I’ve been working on how to hold intensity in my experience, particularly in my body.
If I had to bet, I believe this is a key component across many fields:
Sexual orgasmic pleasure.
Holding anger at others.
Ability to access jhana states in meditation.
etc.
Whatever experience we cannot consciously experience gets repressed, diffused, or managed somehow. As Shinzen says, meditation is all about having a complete experience. A lot of trauma work, meditation challenges, and so on is around fully experiencing what we could not hold before and how to more fully live now. We could also say being mindful, conscious, aware, present.
Children don’t have the neurology or skills yet to process traumatic experiences which leads to all kinds of consequences. For example, my parents fighting was so intense for my child mind and also didn’t have resources or people to process with afterwards that as an adult, I’ve become a peace keeper. So much of my habits and perception and behavior is around dissipating, avoiding, de-escalating conflict. This has benefits and also obvious downsides.
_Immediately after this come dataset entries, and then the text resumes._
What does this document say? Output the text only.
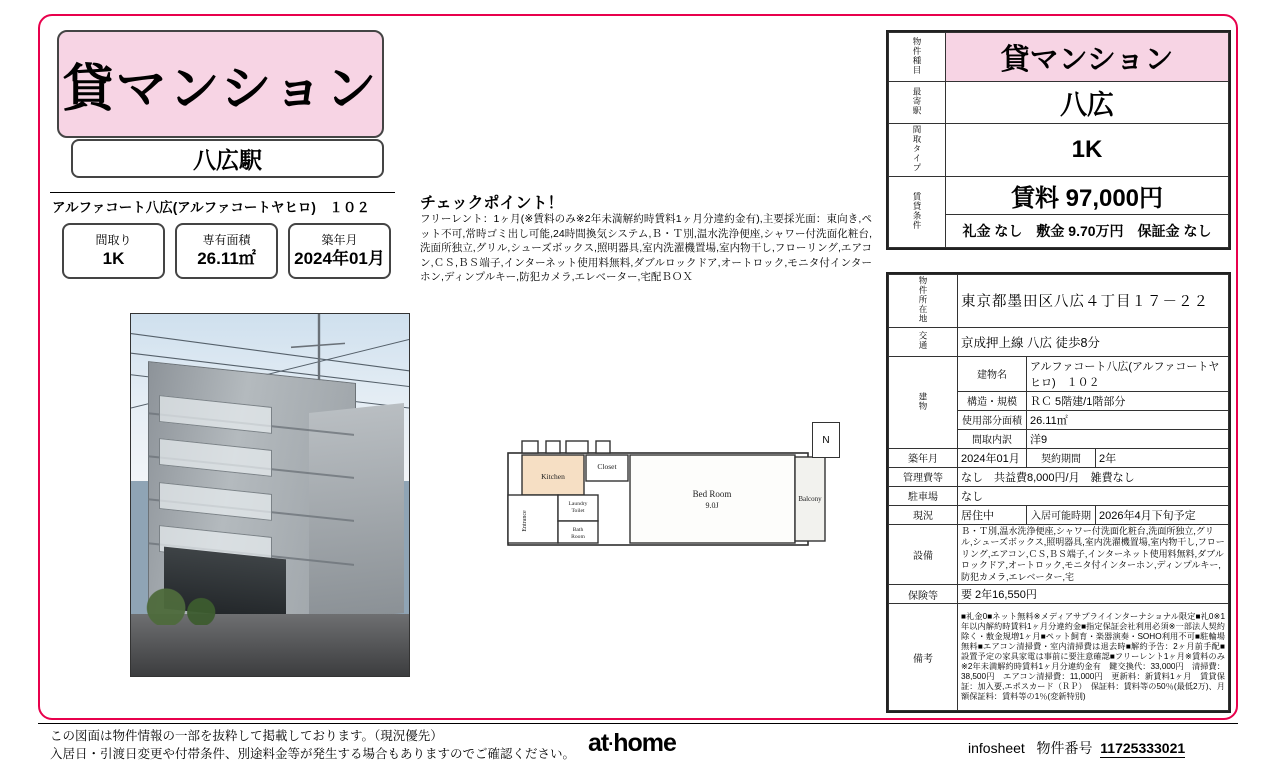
貸マンション
八広駅
アルファコート八広(アルファコートヤヒロ)　１０２
間取り
1K
専有面積
26.11㎡
築年月
2024年01月
チェックポイント！
フリーレント：1ヶ月(※賃料のみ※2年未満解約時賃料1ヶ月分違約金有),主要採光面：東向き,ペット不可,常時ゴミ出し可能,24時間換気システム,Ｂ・Ｔ別,温水洗浄便座,シャワー付洗面化粧台,洗面所独立,グリル,シューズボックス,照明器具,室内洗濯機置場,室内物干し,フローリング,エアコン,ＣＳ,ＢＳ端子,インターネット使用料無料,ダブルロックドア,オートロック,モニタ付インターホン,ディンプルキー,防犯カメラ,エレベーター,宅配ＢＯＸ
Kitchen
Closet
Bed Room
9.0J
Balcony
Laundry
Toilet
Bath
Room
Entrance
N
物件種目	貸マンション
最寄駅	八広
間取タイプ	1K
賃貸条件	賃料 97,000円
	礼金 なし　敷金 9.70万円　保証金 なし
物件所在地	東京都墨田区八広４丁目１７－２２		
交通	京成押上線 八広 徒歩8分		
建物	建物名	アルファコート八広(アルファコートヤヒロ)　１０２	
	構造・規模	ＲＣ 5階建/1階部分	
	使用部分面積	26.11㎡	
	間取内訳	洋9	
築年月	2024年01月	契約期間	2年
管理費等	なし　共益費8,000円/月　雑費なし		
駐車場	なし		
現況	居住中	入居可能時期	2026年4月下旬予定
設備	Ｂ・Ｔ別,温水洗浄便座,シャワー付洗面化粧台,洗面所独立,グリル,シューズボックス,照明器具,室内洗濯機置場,室内物干し,フローリング,エアコン,ＣＳ,ＢＳ端子,インターネット使用料無料,ダブルロックドア,オートロック,モニタ付インターホン,ディンプルキー,防犯カメラ,エレベーター,宅		
保険等	要 2年16,550円		
備考	■礼金0■ネット無料※メディアサプライインターナショナル限定■礼0※1年以内解約時賃料1ヶ月分違約金■指定保証会社利用必須※一部法人契約除く・敷金規増1ヶ月■ペット飼育・楽器演奏・SOHO利用不可■駐輪場無料■エアコン清掃費・室内清掃費は退去時■解約予告：2ヶ月前手配■設置予定の家具家電は事前に要注意確認■フリーレント1ヶ月※賃料のみ※2年未満解約時賃料1ヶ月分違約金有　鍵交換代：33,000円　清掃費：38,500円　エアコン清掃費：11,000円　更新料：新賃料1ヶ月　賃貸保証：加入要,エポスカード（ＲＰ）　保証料：賃料等の50％(最低2万)、月額保証料：賃料等の1％(変新特別)		
この図面は物件情報の一部を抜粋して掲載しております。（現況優先）
入居日・引渡日変更や付帯条件、別途料金等が発生する場合もありますのでご確認ください。 at·home	infosheet 物件番号 11725333021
Recently, I was doing a session with a friend. And I have this static image of my parents fighting. It’s behind a glass screen. I try to enter the scene. To make it live. To make it 3D and with color. I haven’t fully processed these experiences.
I do a side move. What is it about anger and fighting that’s so overwhelming? And it’s not really anger. It’s really about disagreeing with anyone on something that feels fraught or potentially a deep values or perception difference. I’m scared of being abandoned? Of the other person leaving me because we disagree on such a fundamental axiom?
But as I peer even deeper. Something bubbles up that really I’m scared of feeling disappointed. I’m scared the other person won’t see me, won’t feel me, won’t understand me and then will leave. Losing a person is terrible. But what I really don’t want to feel is the disappointment of losing faith in someone. In a relationship.
And I think back to my family and see that disagreements lead to fights which lead to unresolved scars. If there was no way to fight and heal then the best thing is to nip the root. The root of disagreeing in the first place.
Of course, disagreement is a fact of life. Relationships have to learn how to fight well. And perhaps most importantly, to not be able to share disagreements means not being fully in.
Paradoxically, the more willing and able to feel disappointment, the more deeper a relationship can be then.